Flanges don't get a lot of glory.

They're one of those industrial parts I've vaguely heard of, but probably couldn't pick out in a lineup of, say, gaskets, washers and fittings. 

Which is why I did a double-take when I saw flanges were the subject of a new $31 million jury verdict for false advertising and unfair competition. There are flange ads? Did I miss the Super Bowl spot? 

It turns out, flanges—which can range in diameter from half an inch to more than eight feet and are used to connect pipes, valves, pumps and other equipment in oil and gas pipelines—are really important. 

In a pipeline, a flange's "integrity and compliance with stated specifications can mean the difference between a well-functioning system and a catastrophic failure," wrote lawyers from Norton Rose Fulbright on behalf of flange makers Boltex Manufacturing and Weldbend Corp. in a 2017 suit filed in the Southern District of Texas.

Jenna GreeneAlong with co-counsel from Mayer Brown, they sued Ulma Piping, a Spain-based flange maker represented by Dechert partners Andrew Levander (named a Litigator of the Year by The American Lawyer in 2017) and Hector Gonzalez, the chair of Dechert's global litigation practice.

Boltex and Weldbend alleged that the defendants "undersell and unfairly compete with plaintiffs by advertising their flanges as 'normalized,' when they are not."

Normalization, I've now learned, is a big deal in the flange world. It's an industrial heat treatment process that results in a "steel with a more fine-grained homogeneous microstructure and more predictable properties and machinability." But it also makes the product more expensive. 

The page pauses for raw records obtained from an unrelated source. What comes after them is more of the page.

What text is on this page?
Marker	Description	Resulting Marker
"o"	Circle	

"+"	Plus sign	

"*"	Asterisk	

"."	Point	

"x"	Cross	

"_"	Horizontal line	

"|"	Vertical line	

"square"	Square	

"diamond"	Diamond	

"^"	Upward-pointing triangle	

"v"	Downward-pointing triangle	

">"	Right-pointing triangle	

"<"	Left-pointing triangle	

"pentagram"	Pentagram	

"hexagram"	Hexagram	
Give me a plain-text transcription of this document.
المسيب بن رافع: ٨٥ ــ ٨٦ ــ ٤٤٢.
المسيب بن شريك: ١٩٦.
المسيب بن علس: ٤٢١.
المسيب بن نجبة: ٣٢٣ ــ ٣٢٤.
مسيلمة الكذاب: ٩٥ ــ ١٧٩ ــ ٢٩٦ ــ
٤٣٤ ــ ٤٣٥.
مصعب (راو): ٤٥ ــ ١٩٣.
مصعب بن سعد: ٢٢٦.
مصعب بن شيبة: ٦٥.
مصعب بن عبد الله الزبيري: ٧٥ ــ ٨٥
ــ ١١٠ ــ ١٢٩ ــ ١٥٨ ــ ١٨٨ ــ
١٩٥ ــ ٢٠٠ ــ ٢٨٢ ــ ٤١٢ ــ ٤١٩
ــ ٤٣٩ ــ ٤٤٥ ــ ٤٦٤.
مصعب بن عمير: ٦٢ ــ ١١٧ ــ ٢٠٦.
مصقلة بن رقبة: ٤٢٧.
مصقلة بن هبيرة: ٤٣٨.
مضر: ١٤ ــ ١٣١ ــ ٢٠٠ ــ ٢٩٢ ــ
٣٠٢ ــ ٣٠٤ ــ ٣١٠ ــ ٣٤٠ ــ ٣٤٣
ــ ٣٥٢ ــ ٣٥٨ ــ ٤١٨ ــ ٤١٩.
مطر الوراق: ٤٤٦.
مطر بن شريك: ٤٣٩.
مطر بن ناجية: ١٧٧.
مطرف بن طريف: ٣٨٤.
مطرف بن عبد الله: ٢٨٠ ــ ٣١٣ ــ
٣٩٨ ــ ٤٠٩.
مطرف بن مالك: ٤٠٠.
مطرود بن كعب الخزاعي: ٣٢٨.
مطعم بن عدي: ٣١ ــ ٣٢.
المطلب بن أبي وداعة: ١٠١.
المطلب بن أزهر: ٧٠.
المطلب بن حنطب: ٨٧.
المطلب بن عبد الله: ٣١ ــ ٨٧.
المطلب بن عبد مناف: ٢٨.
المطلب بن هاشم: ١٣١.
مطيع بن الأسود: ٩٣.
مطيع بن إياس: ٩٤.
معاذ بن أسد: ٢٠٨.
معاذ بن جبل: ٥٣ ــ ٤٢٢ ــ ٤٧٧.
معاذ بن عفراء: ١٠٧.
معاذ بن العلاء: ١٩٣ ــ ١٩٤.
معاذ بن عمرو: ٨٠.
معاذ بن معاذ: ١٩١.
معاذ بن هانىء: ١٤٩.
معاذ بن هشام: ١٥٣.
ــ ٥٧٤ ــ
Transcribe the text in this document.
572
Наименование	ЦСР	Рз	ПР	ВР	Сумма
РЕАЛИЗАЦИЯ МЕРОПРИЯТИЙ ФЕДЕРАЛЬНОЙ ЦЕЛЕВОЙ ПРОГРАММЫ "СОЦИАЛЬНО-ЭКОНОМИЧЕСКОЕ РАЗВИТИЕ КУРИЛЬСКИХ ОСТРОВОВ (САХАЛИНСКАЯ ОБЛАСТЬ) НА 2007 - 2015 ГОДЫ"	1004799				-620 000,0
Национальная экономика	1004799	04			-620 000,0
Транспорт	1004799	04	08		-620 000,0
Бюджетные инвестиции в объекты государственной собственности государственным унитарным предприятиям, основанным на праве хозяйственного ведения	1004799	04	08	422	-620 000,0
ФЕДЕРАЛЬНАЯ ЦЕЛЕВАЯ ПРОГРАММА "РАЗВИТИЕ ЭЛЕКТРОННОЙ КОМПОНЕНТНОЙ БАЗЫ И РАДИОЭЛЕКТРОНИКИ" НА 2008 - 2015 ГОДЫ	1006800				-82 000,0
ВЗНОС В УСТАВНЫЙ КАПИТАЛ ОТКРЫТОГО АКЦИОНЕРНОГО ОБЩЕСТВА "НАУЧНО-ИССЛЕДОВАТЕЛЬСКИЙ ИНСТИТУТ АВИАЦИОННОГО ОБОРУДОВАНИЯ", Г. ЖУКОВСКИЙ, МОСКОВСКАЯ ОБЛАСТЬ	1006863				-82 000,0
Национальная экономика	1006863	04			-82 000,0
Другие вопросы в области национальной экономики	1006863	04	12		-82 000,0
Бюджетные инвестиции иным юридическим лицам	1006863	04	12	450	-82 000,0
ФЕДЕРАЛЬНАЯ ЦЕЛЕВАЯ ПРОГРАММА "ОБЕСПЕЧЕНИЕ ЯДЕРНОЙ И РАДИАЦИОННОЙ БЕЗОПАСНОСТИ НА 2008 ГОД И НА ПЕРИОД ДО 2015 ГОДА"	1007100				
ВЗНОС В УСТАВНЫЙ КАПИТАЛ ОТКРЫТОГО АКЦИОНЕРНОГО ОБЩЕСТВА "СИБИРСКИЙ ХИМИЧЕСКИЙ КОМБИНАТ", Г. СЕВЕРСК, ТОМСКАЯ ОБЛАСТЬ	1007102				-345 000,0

When U.S.-based Boltex and Weldbend saw Ulma offering bargain-priced "normalized" flanges, they got suspicious. 

"Something didn't add up," said Norton Rose partner Saul Perloff. After all, Ulma is based in Europe, not Asia. "The steel and labor and energy costs are all about the same" as in the U.S., Perloff noted. How could Ulma be selling normalized flanges so cheaply?

Based on this "seed of suspicion," Perloff said his clients bought some of Ulma's so-called normalized flanges. 

They cut them open and had them examined under an electron microscope. Their conclusion: The flanges were not in fact normalized per industry standards and specifications. 

"By avoiding the normalization step (and the associated expense), but nonetheless falsely and misleadingly describing their flanges as normalized, defendants can sell their products at a lower price than can plaintiffs," the domestic flange makers alleged.

In court papers, Ulma countered that it uses a proprietary method of heat treatment that's equivalent to normalization, and that all of its flanges "meet both clients' and [industry standard] specifications."

But the plaintiffs argued that wasn't good enough. They questioned whether customers would have bought Ulma's "normalized" flanges if they had known they were manufactured using an alternative method rather than the one laid out by the American Society of Testing and Materials to ensure uniformity in the industry.

The case went to trial on Sept. 16 in Houston federal court, with U.S. District Judge Andrew Hanen presiding. 

Mayer Brown's Zarlenga said the plaintiffs had two main themes. The first, hammered home mainly by co-counsel Perloff, was that Ulma did not perform the specific heat treatments required by industry standards to label its flanges as normalized—but nonetheless marketed and advertised them as being compliant. 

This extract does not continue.